EU verhängt Rekordstrafe: Internationales Bildröhren-Kartell

Samsung, Philips, Toshiba und andere Konzerne haben laut EU fast zehn Jahre Preisabsprachen für Fernseher- und Computerkomponenten getroffen. Jetzt wird's richtig teuer.

Samsung produzierte bis 2007 im brandenburgischen Tschernitz Bildröhren. Bild: dpa

BRÜSSEL dapd | Millionen Käufer von Fernsehern und Computerbildschirmen haben zu viel für ihre Geräte gezahlt, weil ein globales Kartell den Markt für Bildröhren unter sich aufteilte.

Die EU-Kommission holte am Mittwoch zum Gegenschlag aus und verdonnerte sieben namhafte internationale Firmen zu einer Rekordbuße von 1,47 Milliarden Euro. „Heute bekommen sie ihre verdiente Strafe“, sagte EU-Wettbewerbskommissar Joaqín Almunia in Brüssel. Die Buße ist die höchste, die in der EU je gegen ein Kartell verhängt wurde.

Mitgemacht haben Samsung, Philips, LG Electronics, Technicolor, Panasonic, die Panasonic-Tochter MTPD, Toshiba und der taiwanische Konzern Chunghwa. „Von 1996 bis 2006 trafen diese Unternehmen Preisabsprachen, teilten Märkte und Kunden untereinander auf und beschränkten ihre Produktion“, teilte die Kommission mit.

Die Bildröhren oder Kathodenstrahlröhren steckten bis zur Einführung der Flachbildschirme in fast jedem TV-Gerät oder Computerbildschirm. Die Komponenten machen 50 bis 70 Prozent des Preises aus. „Das lässt erahnen, welcher Schaden den Verbrauchern entstanden ist“, sagte Almunia.

Lehrbuch-Kartell

Philips kündigte umgehend Berufung gegen die Brüsseler Entscheidung an. Doch sind sich die Kartellwächter ihrer Sache sicher. Seit 2007 ermittelten sie gegen das globale Netzwerk, auch in den USA und Asien laufen Verfahren oder wurden schon Strafen verhängt. Es habe sich um ein „Kartell wie aus dem Lehrbuch“ gehandelt, sagte Almunia. Die oberste Führungsriege habe in „Green Meetings“ die Strategie ausgeheckt – und sich anschließend beim Golfspielen entspannt.

In „Glass Meetings“, die teilweise wöchentlich stattfanden, wurden die Einzelheiten ausgekungelt. Damit hätten die Manager nicht nur die Kunden geprellt, sondern womöglich auch die Einführung der moderneren LCD- und Plasma-Technologien gebremst, sagte Almunia.

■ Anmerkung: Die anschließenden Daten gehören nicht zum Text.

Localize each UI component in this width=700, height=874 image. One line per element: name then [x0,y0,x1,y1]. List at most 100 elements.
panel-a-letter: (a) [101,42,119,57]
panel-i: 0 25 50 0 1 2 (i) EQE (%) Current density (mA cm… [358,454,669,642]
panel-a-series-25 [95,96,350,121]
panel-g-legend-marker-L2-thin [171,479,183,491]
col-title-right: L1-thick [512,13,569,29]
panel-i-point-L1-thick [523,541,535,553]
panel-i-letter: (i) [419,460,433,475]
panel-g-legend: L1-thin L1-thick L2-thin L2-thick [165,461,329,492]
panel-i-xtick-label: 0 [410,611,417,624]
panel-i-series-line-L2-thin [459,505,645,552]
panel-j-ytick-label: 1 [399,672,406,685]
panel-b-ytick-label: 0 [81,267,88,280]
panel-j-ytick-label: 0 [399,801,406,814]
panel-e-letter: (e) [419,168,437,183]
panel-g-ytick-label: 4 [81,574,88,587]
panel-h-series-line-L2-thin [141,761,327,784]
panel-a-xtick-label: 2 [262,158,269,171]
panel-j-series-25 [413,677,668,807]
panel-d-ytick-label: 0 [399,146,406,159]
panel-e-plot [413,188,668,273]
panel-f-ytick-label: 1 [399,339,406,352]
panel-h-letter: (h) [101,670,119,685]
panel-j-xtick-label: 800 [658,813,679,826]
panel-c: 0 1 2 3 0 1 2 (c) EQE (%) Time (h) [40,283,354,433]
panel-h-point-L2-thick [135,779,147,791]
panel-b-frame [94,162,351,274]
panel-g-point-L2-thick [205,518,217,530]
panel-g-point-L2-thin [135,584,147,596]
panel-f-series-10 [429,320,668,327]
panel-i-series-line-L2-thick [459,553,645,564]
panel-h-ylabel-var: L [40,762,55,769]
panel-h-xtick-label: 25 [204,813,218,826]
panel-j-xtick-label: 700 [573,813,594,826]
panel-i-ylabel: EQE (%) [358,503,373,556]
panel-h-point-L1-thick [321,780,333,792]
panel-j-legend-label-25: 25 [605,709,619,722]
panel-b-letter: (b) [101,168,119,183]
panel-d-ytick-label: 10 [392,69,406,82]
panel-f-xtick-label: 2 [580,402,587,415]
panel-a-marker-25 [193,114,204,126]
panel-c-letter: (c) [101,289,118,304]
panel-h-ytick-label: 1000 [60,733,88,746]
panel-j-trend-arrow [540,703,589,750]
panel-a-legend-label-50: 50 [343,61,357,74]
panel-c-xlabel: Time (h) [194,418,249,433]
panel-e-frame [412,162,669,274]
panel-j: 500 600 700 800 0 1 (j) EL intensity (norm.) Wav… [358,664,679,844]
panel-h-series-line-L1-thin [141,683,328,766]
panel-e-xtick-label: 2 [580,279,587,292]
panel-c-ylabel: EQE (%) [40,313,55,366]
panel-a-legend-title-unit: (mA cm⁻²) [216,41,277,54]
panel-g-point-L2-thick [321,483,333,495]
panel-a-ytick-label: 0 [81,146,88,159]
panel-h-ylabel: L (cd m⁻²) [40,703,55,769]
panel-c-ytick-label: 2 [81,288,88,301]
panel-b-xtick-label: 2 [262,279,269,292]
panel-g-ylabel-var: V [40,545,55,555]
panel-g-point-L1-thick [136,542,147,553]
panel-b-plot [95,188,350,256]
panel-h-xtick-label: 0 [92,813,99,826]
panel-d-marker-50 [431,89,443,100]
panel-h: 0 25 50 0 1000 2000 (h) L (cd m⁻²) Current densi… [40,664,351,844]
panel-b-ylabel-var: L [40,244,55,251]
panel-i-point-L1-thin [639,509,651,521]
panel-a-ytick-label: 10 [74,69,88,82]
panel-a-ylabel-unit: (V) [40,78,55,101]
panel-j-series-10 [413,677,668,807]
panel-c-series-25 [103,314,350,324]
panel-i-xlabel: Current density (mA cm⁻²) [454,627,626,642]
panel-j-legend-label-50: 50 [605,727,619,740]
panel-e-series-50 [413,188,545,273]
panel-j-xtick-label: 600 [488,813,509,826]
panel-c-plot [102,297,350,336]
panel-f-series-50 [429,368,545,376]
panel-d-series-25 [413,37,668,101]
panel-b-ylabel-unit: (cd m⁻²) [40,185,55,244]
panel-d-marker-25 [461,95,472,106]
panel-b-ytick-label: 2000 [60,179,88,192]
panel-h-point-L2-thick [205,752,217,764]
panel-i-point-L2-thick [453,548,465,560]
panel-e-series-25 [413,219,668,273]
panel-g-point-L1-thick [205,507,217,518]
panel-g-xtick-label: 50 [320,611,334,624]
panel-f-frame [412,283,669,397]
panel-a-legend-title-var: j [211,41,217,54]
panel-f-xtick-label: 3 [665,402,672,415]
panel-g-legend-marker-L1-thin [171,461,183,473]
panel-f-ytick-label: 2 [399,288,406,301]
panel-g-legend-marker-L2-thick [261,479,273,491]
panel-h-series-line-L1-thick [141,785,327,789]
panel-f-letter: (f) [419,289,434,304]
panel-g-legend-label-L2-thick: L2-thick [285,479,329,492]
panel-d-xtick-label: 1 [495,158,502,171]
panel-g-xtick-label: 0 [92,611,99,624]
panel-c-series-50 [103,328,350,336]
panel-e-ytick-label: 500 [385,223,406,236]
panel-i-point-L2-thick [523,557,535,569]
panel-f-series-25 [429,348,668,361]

Der Rechtswidrigkeit ihrer Machenschaften waren sie sich bewusst, wie Protokolle der Gespräche zeigen. Manche Unterlagen hätten die Aufforderung enthalten: „Folgendes Schriftstück bitte nach Kenntnisnahme vernichten.“ Mit Betriebsstättenbegehungen wurde minutiös überprüft, dass die illegalen Absprachen auch exakt eingehalten wurden.

Straffrei dank Kronzeugenregelung

Der Firma Chunghwa wurde die Buße nach der Kronzeugenregelung vollständig erlassen, sie hatte als erste in Brüssel ausgepackt. Die höchsten Einzelstrafen wurden Philips und LG Electronics aufgebrummt: 313 beziehungsweise 296 Millionen Euro, zudem 392 Millionen Euro für eine Kooperation der beiden. Panasonic erhielt ein Bußgeld von 157 Millionen Euro sowie 93 Millionen Euro für Kooperationen mit Toshiba beziehungsweise MTPD. Für Samsung sind es 151 Millionen Euro, für Technicolor knapp 39 Millionen und für Toshiba eine Einzelstrafe von 28 Millionen Euro.

Eine Firma hatte angegeben, die ursprüngliche Buße würde sie in den Ruin treiben. Daraufhin senkte Almunia den Betrag. Die Unternehmen können nun vor den Europäischen Gerichtshof (EuGH) ziehen, um die Strafen anzufechten oder eine Minderung zu erreichen. Die Kommission ermutigte die geschädigten Verbraucher und Unternehmen aber auch, vor ihren nationalen Gerichten auf Schadenersatz zu klagen.